Iran marked Journalists’ Day on Tuesday against the backdrop of several prominent reporters who remain behind bars.
August 8 is a day set aside in Iran to remember a state media reporter and eight Iranian diplomats who were killed in Afghanistan in 1988.
As media in Iran marked the day, journalists Niloufar Hamedi and Elaheh Mohammadi remained in prison.
Hamedi and Mohammadi were detained last September for their coverage of the death and funeral of Mahsa Amini, a 22-year-old Iranian Kurdish woman whom Tehran police arrested that month for allegedly not following Iran’s strict Islamic dress code.
Amini’s death in police custody triggered months of nationwide protests.
Iranian officials said the two journalists had been indicted on charges of collaborating with the United States, acting against national security, and creating “propaganda against the system.”

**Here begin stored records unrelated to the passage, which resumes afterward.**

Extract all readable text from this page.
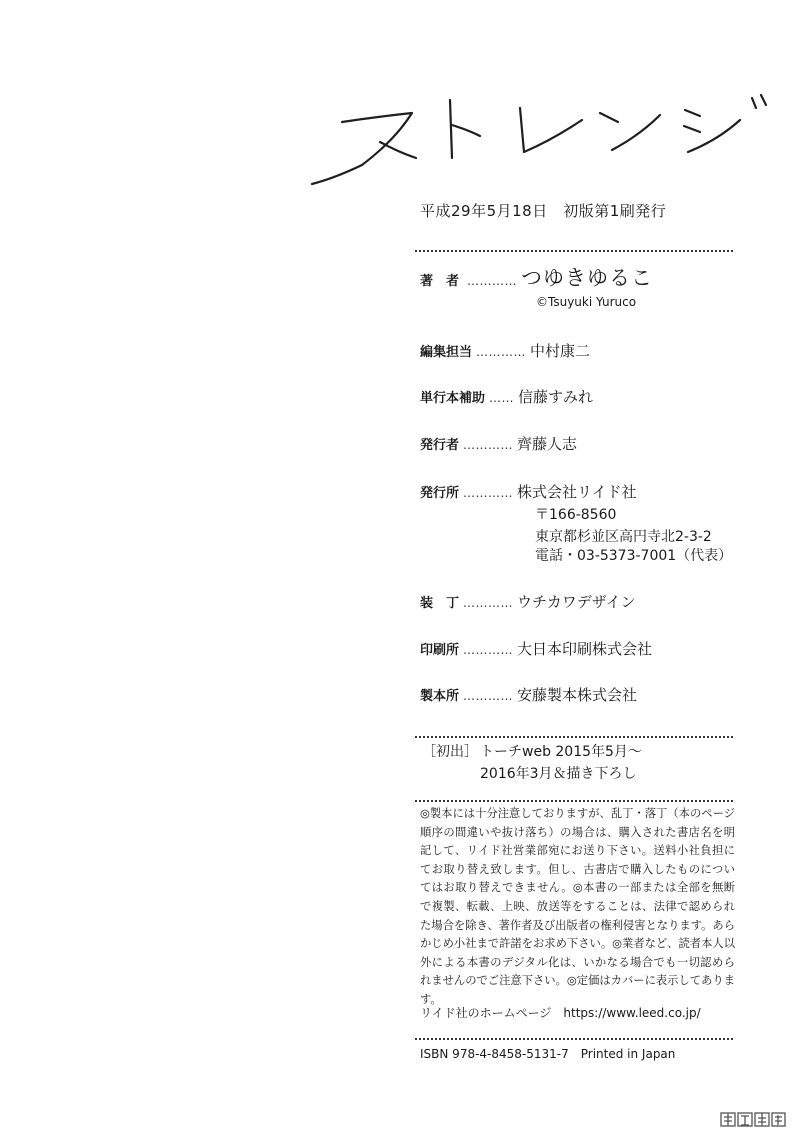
平成29年5月18日　初版第1刷発行
著　者 ………… つゆきゆるこ
©Tsuyuki Yuruco
編集担当 ………… 中村康二
単行本補助 …… 信藤すみれ
発行者 ………… 齊藤人志
発行所 ………… 株式会社リイド社
〒166-8560
東京都杉並区高円寺北2-3-2
電話・03-5373-7001（代表）
装　丁 ………… ウチカワデザイン
印刷所 ………… 大日本印刷株式会社
製本所 ………… 安藤製本株式会社
［初出］ トーチweb 2015年5月～
2016年3月＆描き下ろし

◎製本には十分注意しておりますが、乱丁・落丁（本のページ順序の間違いや抜け落ち）の場合は、購入された書店名を明記して、リイド社営業部宛にお送り下さい。送料小社負担にてお取り替え致します。但し、古書店で購入したものについてはお取り替えできません。◎本書の一部または全部を無断で複製、転載、上映、放送等をすることは、法律で認められた場合を除き、著作者及び出版者の権利侵害となります。あらかじめ小社まで許諾をお求め下さい。◎業者など、読者本人以外による本書のデジタル化は、いかなる場合でも一切認められませんのでご注意下さい。◎定価はカバーに表示してあります。

リイド社のホームページ　https://www.leed.co.jp/
ISBN 978-4-8458-5131-7　Printed in Japan
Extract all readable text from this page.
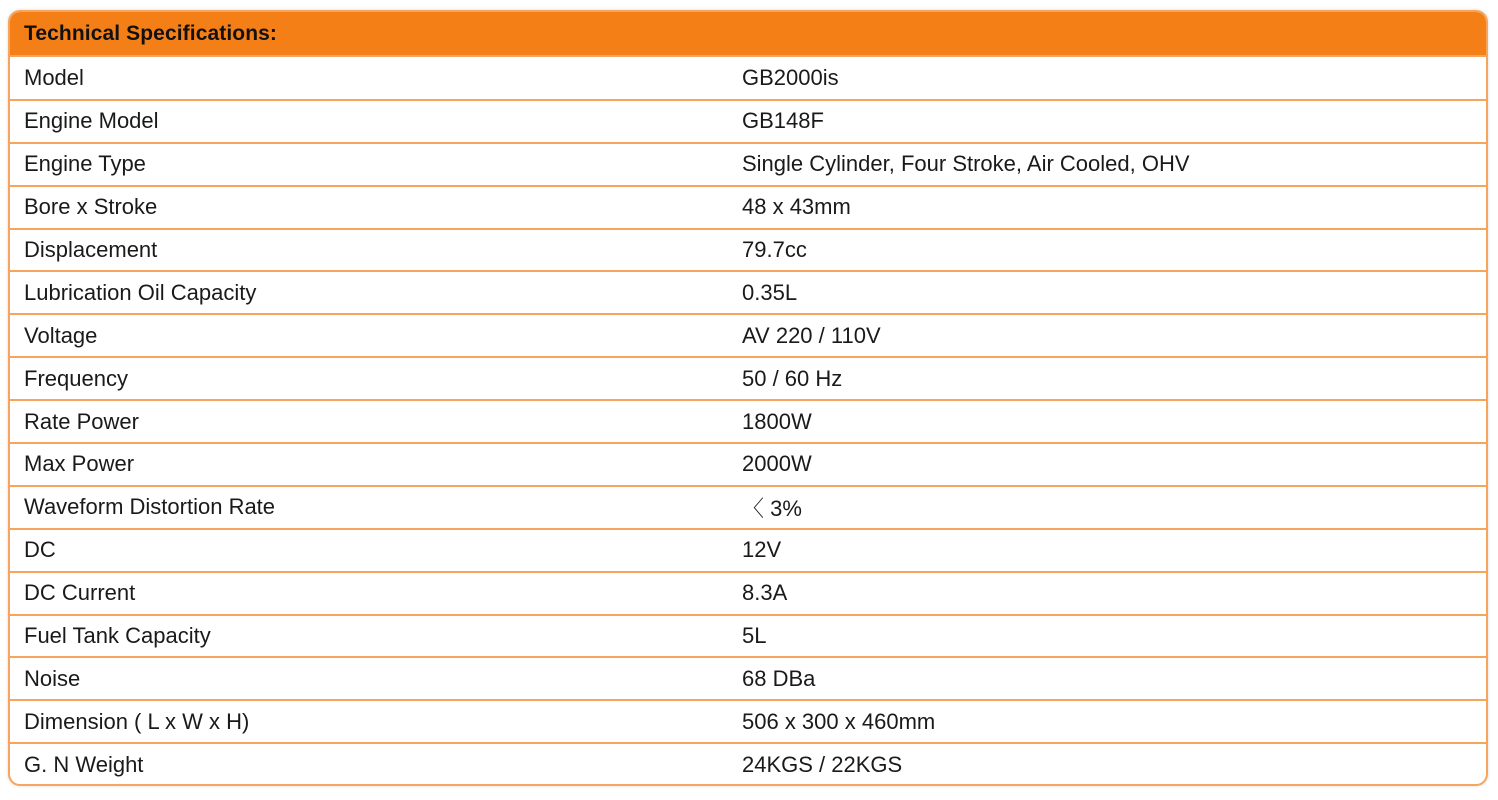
Technical Specifications:
Model	GB2000is
Engine Model	GB148F
Engine Type	Single Cylinder, Four Stroke, Air Cooled, OHV
Bore x Stroke	48 x 43mm
Displacement	79.7cc
Lubrication Oil Capacity	0.35L
Voltage	AV 220 / 110V
Frequency	50 / 60 Hz
Rate Power	1800W
Max Power	2000W
Waveform Distortion Rate	〈 3%
DC	12V
DC Current	8.3A
Fuel Tank Capacity	5L
Noise	68 DBa
Dimension ( L x W x H)	506 x 300 x 460mm
G. N Weight	24KGS / 22KGS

A U.S. Department of State spokesman has rejected allegations the journalists had been collaborating with the United States.
On Tuesday, the Ham-Mihan newspaper paid tribute to Journalists’ Day by featuring Mohammad and Hamedi on its front page.
In an article titled “Journalists: Lonelier Than Ever,” the paper said, “Journalism these days has gotten riskier, like a daring adventure. The tough side of journalism is rooted in how our society is currently. Nothing seems to be in the right place, and wherever you look, problems pop up like crazy. People are unhappy about everything. But when we write about their pain, we must be super careful with every word, lest our communication create an issue.”
Akbar Montajabi, a journalist and the chief editor of Sazandegi newspaper, penned an article titled “A Challenging Year.” In it, he stated, “Journalists are not adversaries.”
The Khabar Online website also featured an article by Jalal Khoshchehreh, where he said, “Media’s current landscape is tough to navigate, leaving managers in a tight spot: should they stand up for the profession and its obligations or shield their team members who are facing unexpected challenges in the line of duty.”
Media rights organizations report that since September 2022, at least 95 journalists have been taken into custody in Iran, with at least 24 of them being women. Consequently, Iran has currently assumed the unenviable distinction of being the global leader in imprisoning both journalists and female journalists.
According to the World Press Freedom Index 2023 issued by Reporters Without Borders on May 3 to coincide with World Press Freedom Day, Iran is considered one of the world’s worst countries for press freedom. It has been ranked 177th out of 180 nations in worldwide assessments of press freedoms, followed by Vietnam, China and North Korea.